Hoffman sees a natural progression in empathy from infancy onward. As we have seen, at one year of age a child feels in distress herself when she sees another fall and start to cry; her rapport is so strong and immediate that she puts her thumb in her mouth and buries her head in her mother's lap, as if she herself were hurt. After the first year, when infants become more aware that they are distinct from others, they actively try to soothe another crying infant, offering them their teddy bears, for example. As early as the age of two, children begin to realize that someone else's feelings differ from their own, and so they become more sensitive to cues revealing what another actually feels; at this point they might, for example, recognize that another child's pride might mean that the best way to help them deal with their tears is not to call undue attention to them.

By late childhood the most advanced level of empathy emerges, as children are able to understand distress beyond the immediate situation, and to see that someone's condition or station in life may be a source of chronic distress.

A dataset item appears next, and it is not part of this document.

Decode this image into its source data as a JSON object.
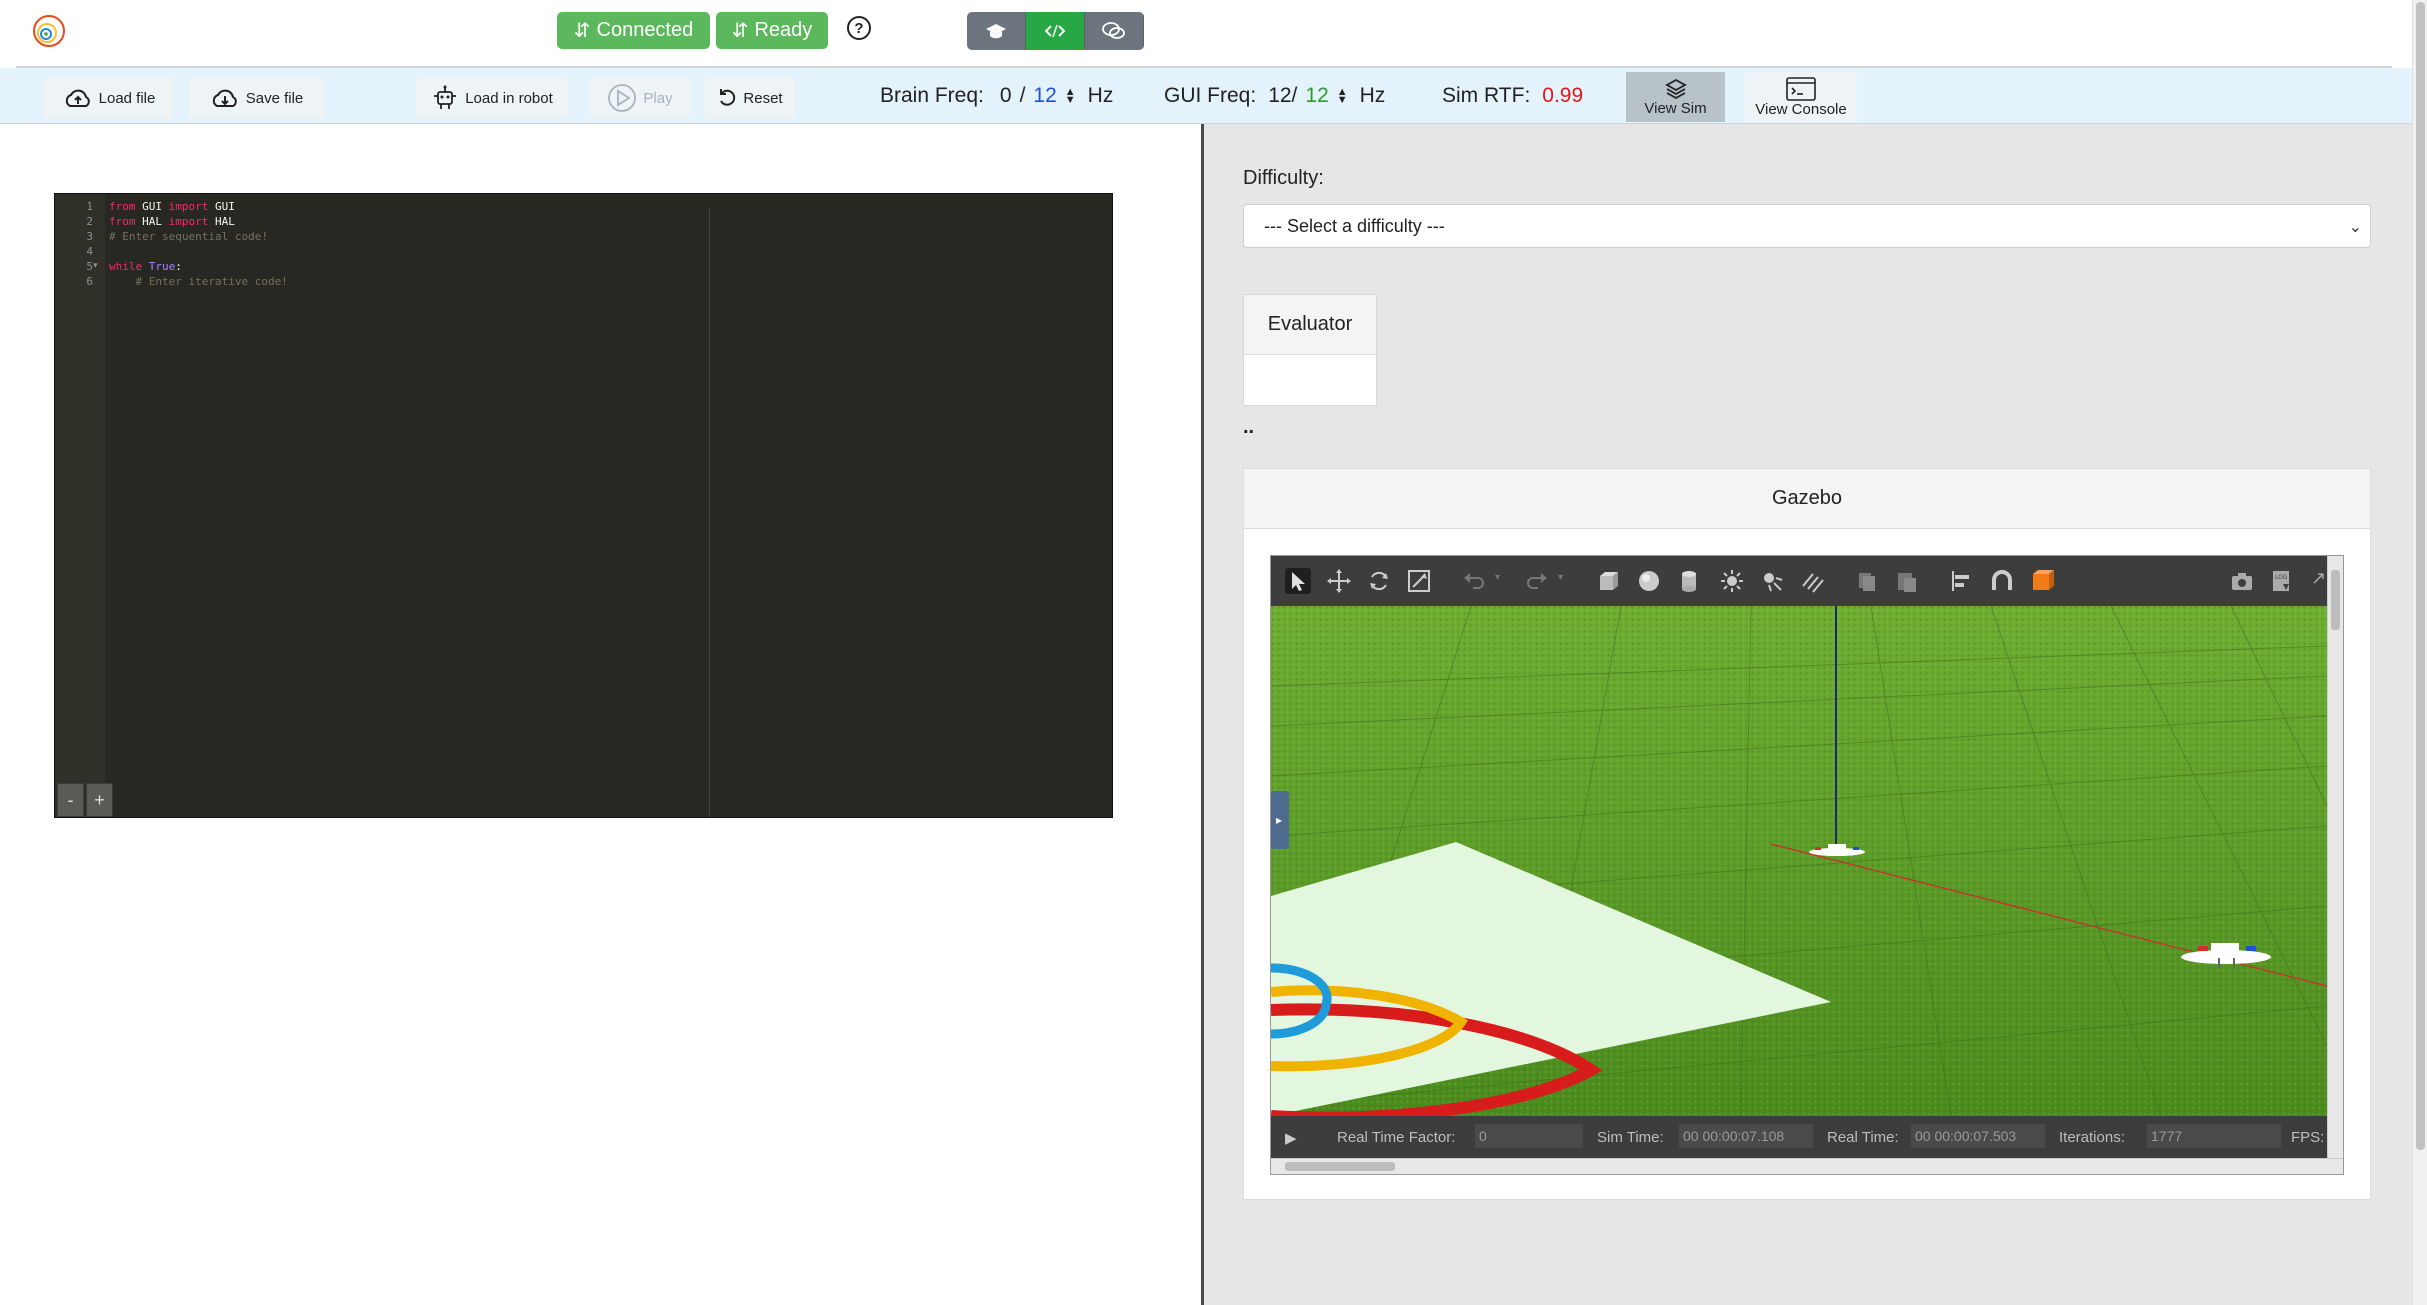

At this point they can feel for the plight of an entire group, such as the poor, the oppressed, the outcast. That understanding, in adolescence, can buttress moral convictions centered on wanting to alleviate misfortune and injustice.

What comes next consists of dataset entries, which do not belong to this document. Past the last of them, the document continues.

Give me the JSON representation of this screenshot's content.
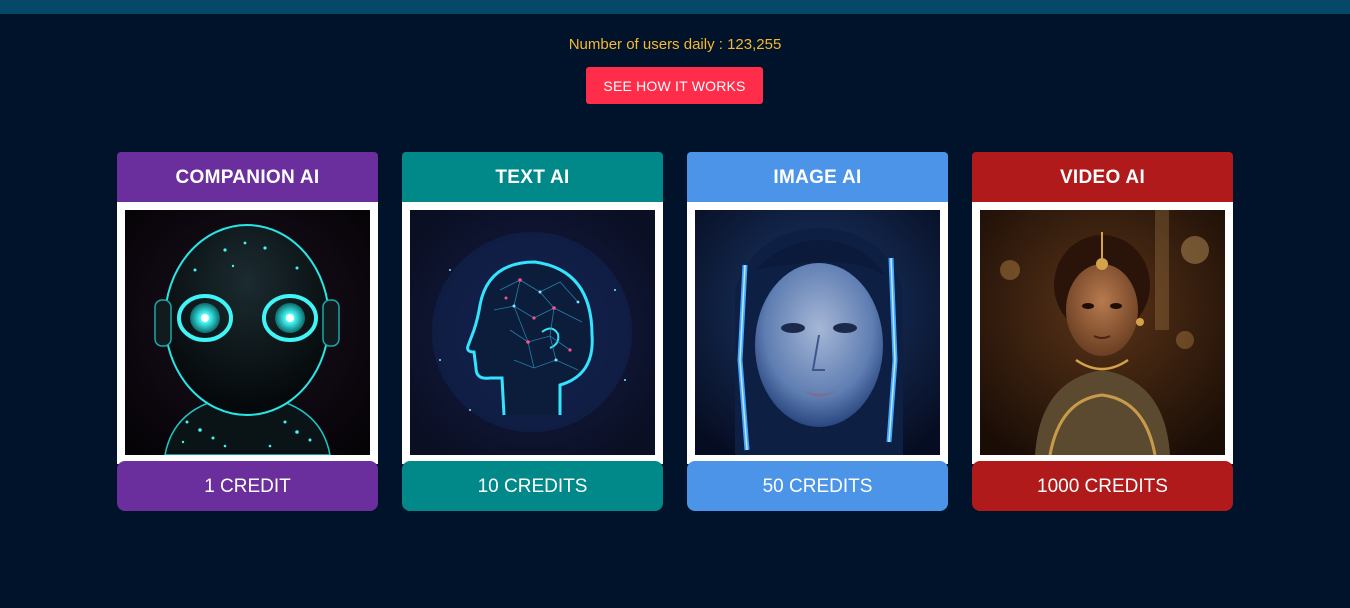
{
  "stats": {
    "users_daily": "Number of users daily : 123,255"
  },
  "cta": {
    "label": "SEE HOW IT WORKS"
  },
  "cards": [
    {
      "title": "COMPANION AI",
      "price": "1 CREDIT",
      "color": "#6a2f9c",
      "image": "glowing-robot-head"
    },
    {
      "title": "TEXT AI",
      "price": "10 CREDITS",
      "color": "#01898a",
      "image": "neural-head-profile"
    },
    {
      "title": "IMAGE AI",
      "price": "50 CREDITS",
      "color": "#4b94e8",
      "image": "neon-lit-woman-portrait"
    },
    {
      "title": "VIDEO AI",
      "price": "1000 CREDITS",
      "color": "#b01a1a",
      "image": "girl-in-traditional-dress"
    }
  ],
  "colors": {
    "background": "#00132a",
    "topbar": "#06486a",
    "stats_text": "#f5b82e",
    "cta": "#ff2d49"
  }
}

Empathy underlies many facets of moral judgment and action. One is "empathic anger," which John Stuart Mill described as "the natural feeling of retaliation . rendered by intellect and sympathy applicable to . . . those hurts which wound us through wounding others"; Mill dubbed this the "guardian of justice." Another instance in which empathy leads to moral action is when a bystander is moved to intervene on behalf of a victim; the research shows that the more empathy a bystander feels for the victim, the more likely it is that she will intervene. There is some evidence that the level of empathy people feel shades their moral judgments as well. For example, studies in Germany and the United States found that the more empathic people are, the more they favor the moral principle that resources should be allocated according to people's need.16

LIFE WITHOUT EMPATHY THE MIND OF THE MOLESTER, THE MORALS OF THE SOCIOPATH

Eric Eckardt was involved in an infamous crime: the bodyguard of skater Tonya Harding, Eckardt had arranged to have thugs attack Nancy Kerrigan, Harding's archrival for the 1994 women's Olympic figure skating gold medal. In the attack, Kerrigan's knee was battered, sidelining her during crucial training months. But when Eckardt saw the image of a sobbing Kerrigan on television, he had a sudden rush of remorse, and sought out a friend to bare his secret, beginning the sequence that led to the arrest of the attackers. Such is the power of empathy.

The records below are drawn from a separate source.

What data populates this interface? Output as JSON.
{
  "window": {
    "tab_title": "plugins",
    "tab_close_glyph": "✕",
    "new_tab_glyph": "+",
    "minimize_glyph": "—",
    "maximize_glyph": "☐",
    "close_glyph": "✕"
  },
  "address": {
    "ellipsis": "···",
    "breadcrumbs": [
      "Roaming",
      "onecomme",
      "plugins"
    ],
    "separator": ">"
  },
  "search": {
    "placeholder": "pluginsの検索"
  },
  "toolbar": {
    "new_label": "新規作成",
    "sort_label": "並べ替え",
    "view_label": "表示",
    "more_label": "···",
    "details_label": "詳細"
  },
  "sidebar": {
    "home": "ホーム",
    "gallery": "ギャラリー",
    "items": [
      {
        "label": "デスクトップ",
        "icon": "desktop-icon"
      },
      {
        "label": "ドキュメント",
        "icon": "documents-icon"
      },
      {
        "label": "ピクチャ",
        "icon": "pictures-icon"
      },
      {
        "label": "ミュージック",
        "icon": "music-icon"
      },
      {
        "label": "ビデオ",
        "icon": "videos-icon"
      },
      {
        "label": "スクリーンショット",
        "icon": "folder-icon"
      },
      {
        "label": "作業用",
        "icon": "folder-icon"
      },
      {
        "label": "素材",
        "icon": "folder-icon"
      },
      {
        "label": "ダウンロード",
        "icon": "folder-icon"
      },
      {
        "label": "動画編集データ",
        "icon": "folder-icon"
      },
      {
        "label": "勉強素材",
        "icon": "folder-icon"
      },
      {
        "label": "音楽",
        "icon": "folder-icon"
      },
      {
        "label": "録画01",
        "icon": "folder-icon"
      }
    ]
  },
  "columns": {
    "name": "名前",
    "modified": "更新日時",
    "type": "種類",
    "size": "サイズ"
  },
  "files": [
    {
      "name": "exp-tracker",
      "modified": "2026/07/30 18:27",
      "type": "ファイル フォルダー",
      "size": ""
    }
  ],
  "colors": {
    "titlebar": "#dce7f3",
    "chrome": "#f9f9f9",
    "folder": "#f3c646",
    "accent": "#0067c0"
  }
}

But it is typically, and tragically, lacking in those who commit the most mean-spirited of crimes. A psychological fault line is common to rapists, child molesters, and many perpetrators of family violence alike: they are incapable of empathy. This inability to feel their victims' pain allows them to tell themselves lies that encourage their crime. For rapists, the lies include "Women really want to be raped" or "If she resists, she's just playing hard to get"; for molesters, "I'm not hurting the child, just showing love" or "This is just another form of affection"; for physically abusive parents, "This is just good discipline." These self-justifications are all collected from what people being treated for these problems say they have told themselves as they were brutalizing their victims, or preparing to do so.